A national qualification is fantastic. Systems like the GCSE, Cambridge, IB, etc are fantastic, and so is NCEA in principle – the existence of a nationally recognised qualification is great, and I’m not questioning whether we need one or not. My point here is that NCEA, in and of itself, is flawed.

Firstly, we have internal assessments. These, from a student’s perspective, are a godsend – an easier way to achieve with Excellence. This is great, but the principle here is that a student should never have an easier time achieving a standard based on who’s marking it! With an internal assessment, if a student doesn’t achieve with Excellence, they can resubmit a paper, and then can be reassessed. Externals don’t afford this luxury, and are more robust because of that. For those of you crying about environmental factors – students subjected to forms of abuse should talk to staff about sitting exams separately, at a later time, etc. Students who did not get a good sleep, partied the night before, or caused themselves to underperform in an exam should not basically be entitled to four attempts to pass. Not only this, but without moderation measures (which, yes, are in place, but I’ll talk about this in a second), different schools can assess students differently depending on their interpretation of the standard. This is, obviously, a major problem. If my child is attending, for instance, Mount Albert Grammar School, I don’t want them assessed differently to someone from Epsom Girls Grammar, or Northland College, or Burnside High. Yes, this is partially solved with moderation, but that can only come when NCEA or an official, external, moderator moderates an entire standard across all schools. When moderators/check-markers come from inside the school, that’s where potential regional and school-based bias can come into play.

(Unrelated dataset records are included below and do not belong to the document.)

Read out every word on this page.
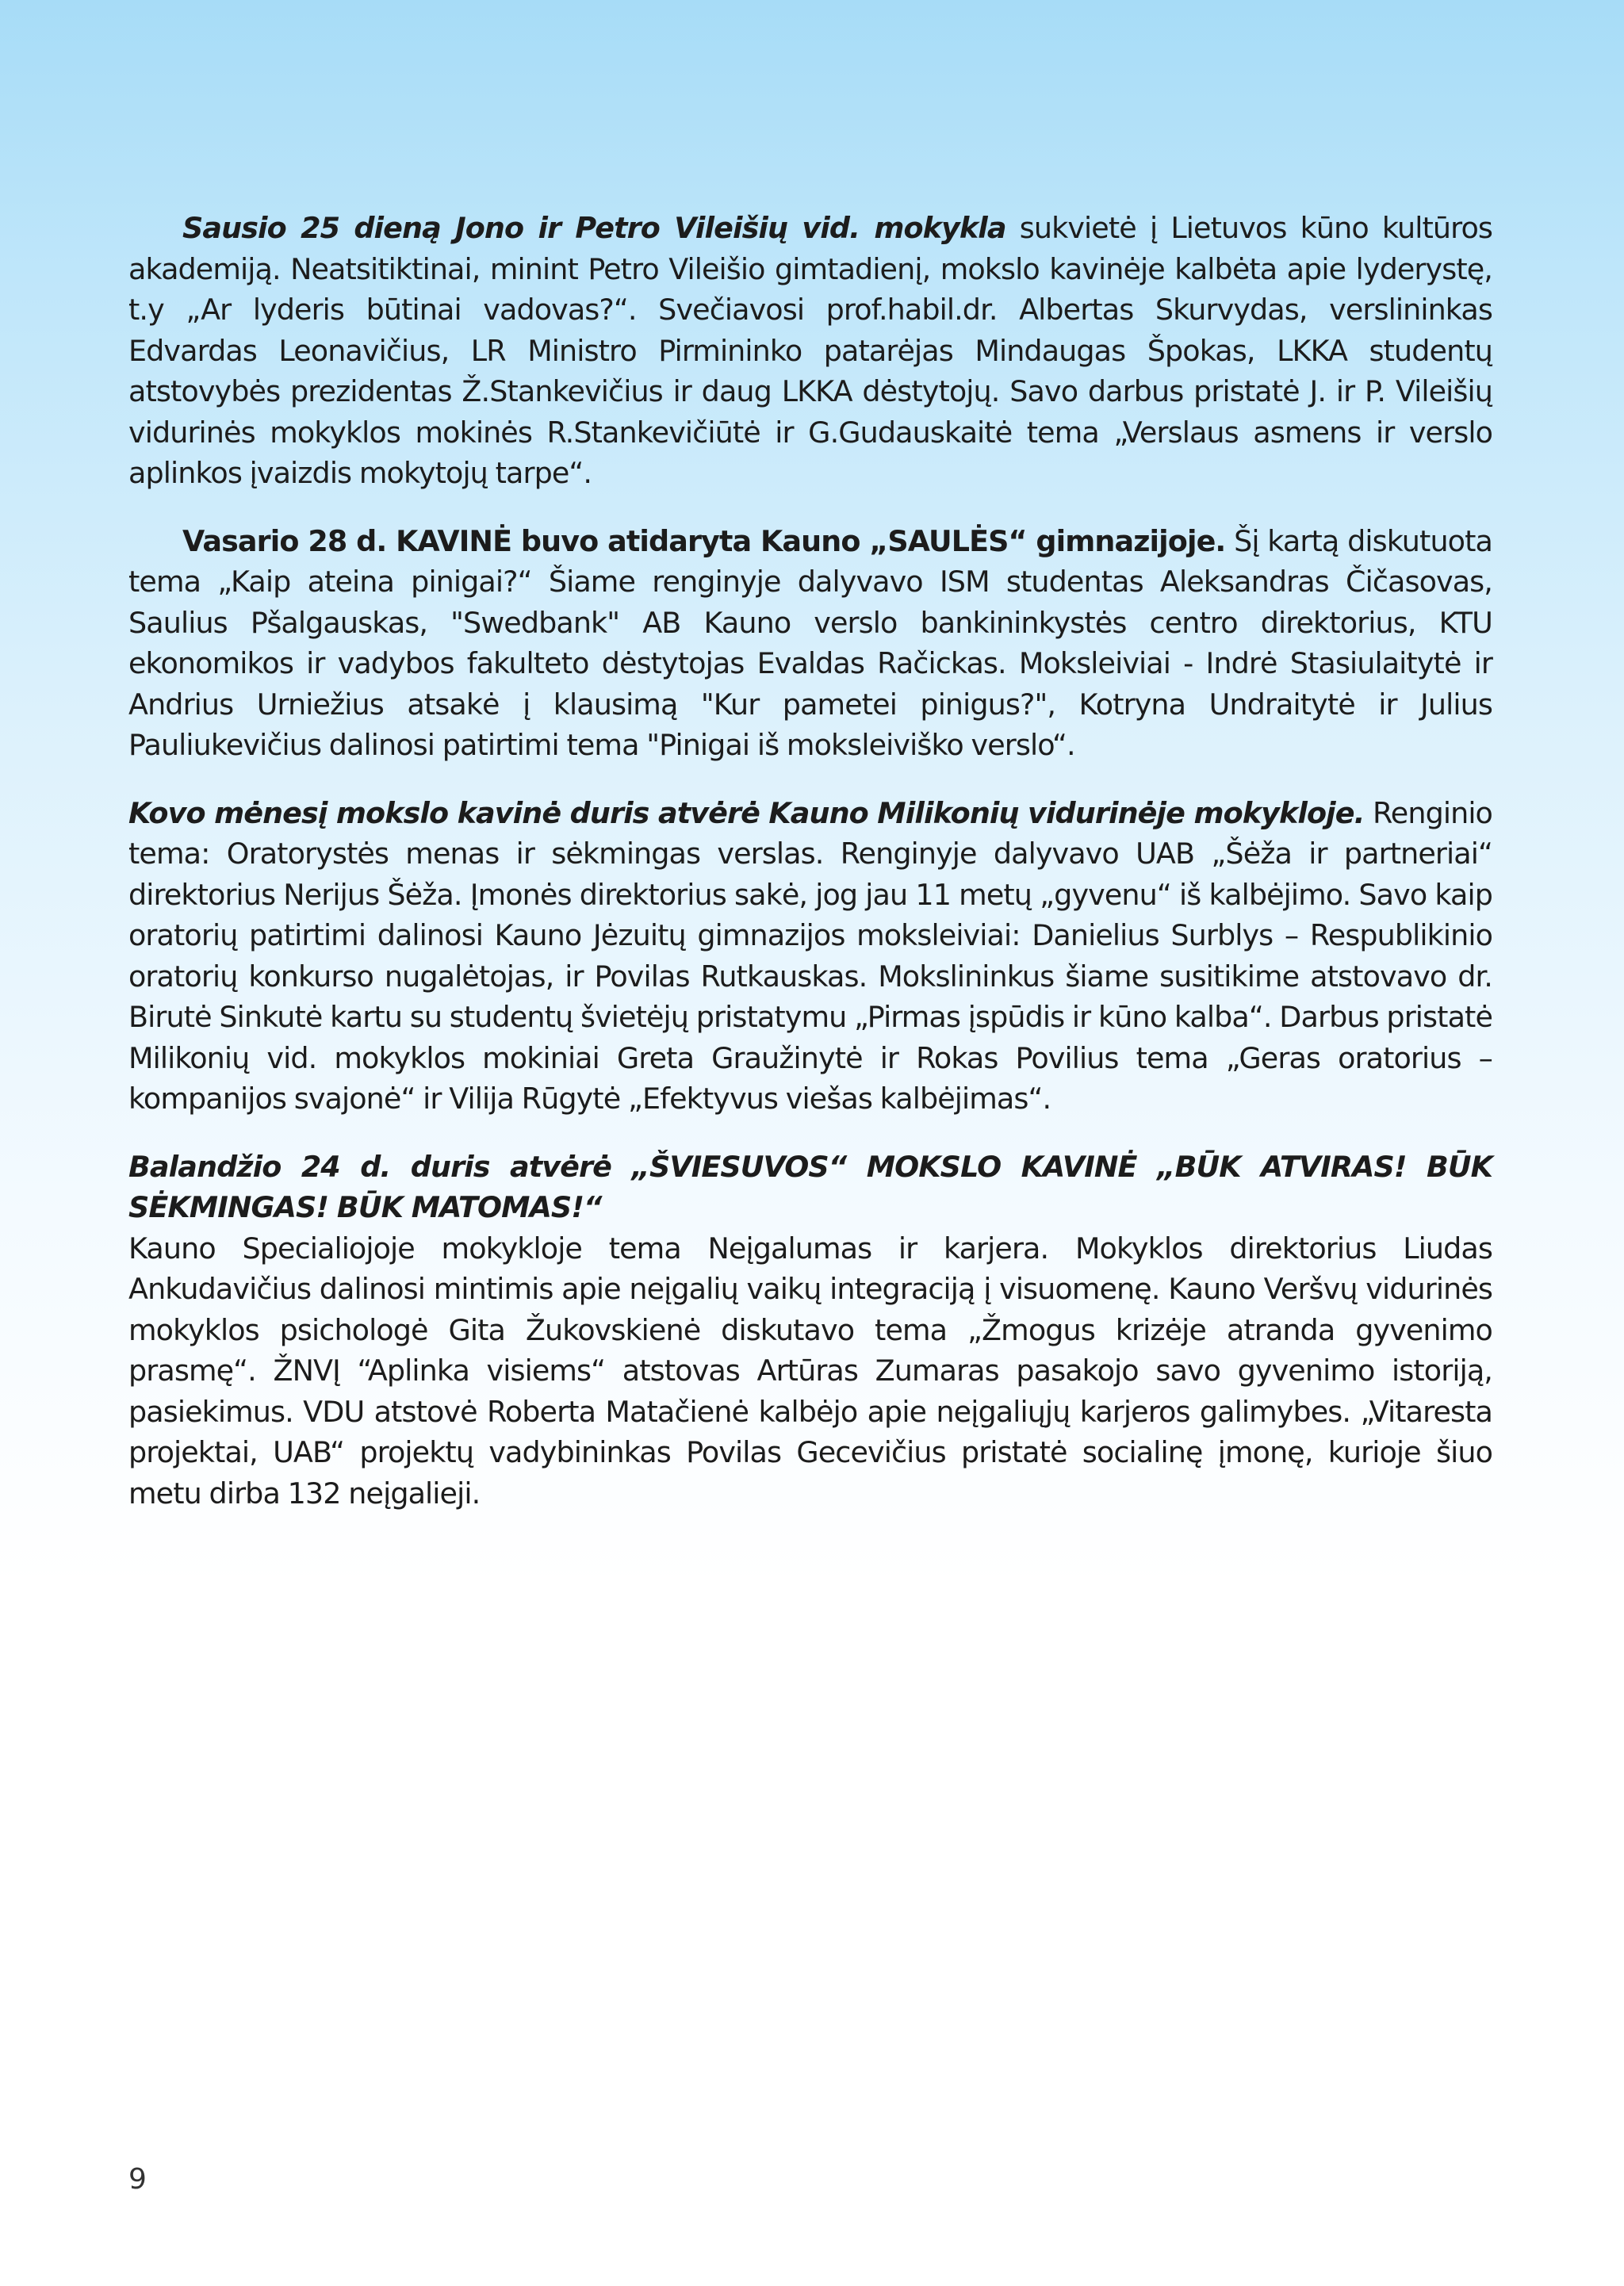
Sausio 25 dieną Jono ir Petro Vileišių vid. mokykla sukvietė į Lietuvos kūno kultūros akademiją. Neatsitiktinai, minint Petro Vileišio gimtadienį, mokslo kavinėje kalbėta apie lyderystę, t.y „Ar lyderis būtinai vadovas?“. Svečiavosi prof.habil.dr. Albertas Skurvydas, verslininkas Edvardas Leonavičius, LR Ministro Pirmininko patarėjas Mindaugas Špokas, LKKA studentų atstovybės prezidentas Ž.Stankevičius ir daug LKKA dėstytojų. Savo darbus pristatė J. ir P. Vileišių vidurinės mokyklos mokinės R.Stankevičiūtė ir G.Gudauskaitė tema „Verslaus asmens ir verslo aplinkos įvaizdis mokytojų tarpe“.

Vasario 28 d. KAVINĖ buvo atidaryta Kauno „SAULĖS“ gimnazijoje. Šį kartą diskutuota tema „Kaip ateina pinigai?“ Šiame renginyje dalyvavo ISM studentas Aleksandras Čičasovas, Saulius Pšalgauskas, "Swedbank" AB Kauno verslo bankininkystės centro direktorius, KTU ekonomikos ir vadybos fakulteto dėstytojas Evaldas Račickas. Moksleiviai - Indrė Stasiulaitytė ir Andrius Urniežius atsakė į klausimą "Kur pametei pinigus?", Kotryna Undraitytė ir Julius Pauliukevičius dalinosi patirtimi tema "Pinigai iš moksleiviško verslo“.

Kovo mėnesį mokslo kavinė duris atvėrė Kauno Milikonių vidurinėje mokykloje. Renginio tema: Oratorystės menas ir sėkmingas verslas. Renginyje dalyvavo UAB „Šėža ir partneriai“ direktorius Nerijus Šėža. Įmonės direktorius sakė, jog jau 11 metų „gyvenu“ iš kalbėjimo. Savo kaip oratorių patirtimi dalinosi Kauno Jėzuitų gimnazijos moksleiviai: Danielius Surblys – Respublikinio oratorių konkurso nugalėtojas, ir Povilas Rutkauskas. Mokslininkus šiame susitikime atstovavo dr. Birutė Sinkutė kartu su studentų švietėjų pristatymu „Pirmas įspūdis ir kūno kalba“. Darbus pristatė Milikonių vid. mokyklos mokiniai Greta Graužinytė ir Rokas Povilius tema „Geras oratorius – kompanijos svajonė“ ir Vilija Rūgytė „Efektyvus viešas kalbėjimas“.

Balandžio 24 d. duris atvėrė „ŠVIESUVOS“ MOKSLO KAVINĖ „BŪK ATVIRAS! BŪK SĖKMINGAS! BŪK MATOMAS!“
Kauno Specialiojoje mokykloje tema Neįgalumas ir karjera. Mokyklos direktorius Liudas Ankudavičius dalinosi mintimis apie neįgalių vaikų integraciją į visuomenę. Kauno Veršvų vidurinės mokyklos psichologė Gita Žukovskienė diskutavo tema „Žmogus krizėje atranda gyvenimo prasmę“. ŽNVĮ “Aplinka visiems“ atstovas Artūras Zumaras pasakojo savo gyvenimo istoriją, pasiekimus. VDU atstovė Roberta Matačienė kalbėjo apie neįgaliųjų karjeros galimybes. „Vitaresta projektai, UAB“ projektų vadybininkas Povilas Gecevičius pristatė socialinę įmonę, kurioje šiuo metu dirba 132 neįgalieji.

9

Grade Boundaries. NCEA has the NAME system – Not Achieved, Achieved, Merit, Excellence – and these are, essentially, arbitrary titles. When compared to something like ABCDEF, or a percent score, candidates are essentially rendered unable to determine what percentage of answers they got correct. Similarly, examinations in paper format (ie written exams) often have a mix of questions worth different levels, and students need to acquire a specific quantity of questions at a given level to attain that level. For instance, AS91390 (Chemistry, Demonstrate understanding of thermochemical principles and the properties of particles and substances, 2014). To get M6 (worth 6 “points”, and I use the term loosely) in Question One, a student needs 4 responses correct to (at least) Merit level. In Question Two, M6 requires 3 Merits, and in Question Three, 4 Merits again. This nets the student 18 “points” and gets them a Merit, barely missing an Excellence. What’s ridiculous here is that getting M5 on all three just gets the student to Merit. Hell, in some papers, getting an E8 on one question — one question! — nets a pass for the entire paper. This is solved with percentage pass grades — with a 50% mark being a pass, 75% being Merit, and 90% being Excellence, for example. None of this airy and arbitrary marks being tossed about.

Finally, the elephant in the room. Because of the reasons I’ve outlined above (mainly inconsistencies within marking for internals), Universities are basically ignoring internal achievement standards when assessing candidates. So most of a year’s work goes down the drain. For someone like me, who achieved all of their Level 2 internal assessments at Excellence, that strikes a chord, because therefore my work is ignored in favour of examinations where:

(a) the content is unpredictable,

(b) I can, and do, succumb to examination anxiety,

(c) I am treated as if I am a cheater (side note: assessors have to check the toilet once you’ve used it, in case you managed to stash notes there. Very disconcerting knowing someone’s standing outside waiting to inspect where you’ve just emptied your bowels)

Whilst, yes, the goal of external examination is (and I do actually support this) to uphold the integrity of the examination. But when NZQA investigates when quite a few people use the bathroom (blame the chili) is when the system’s gone too far.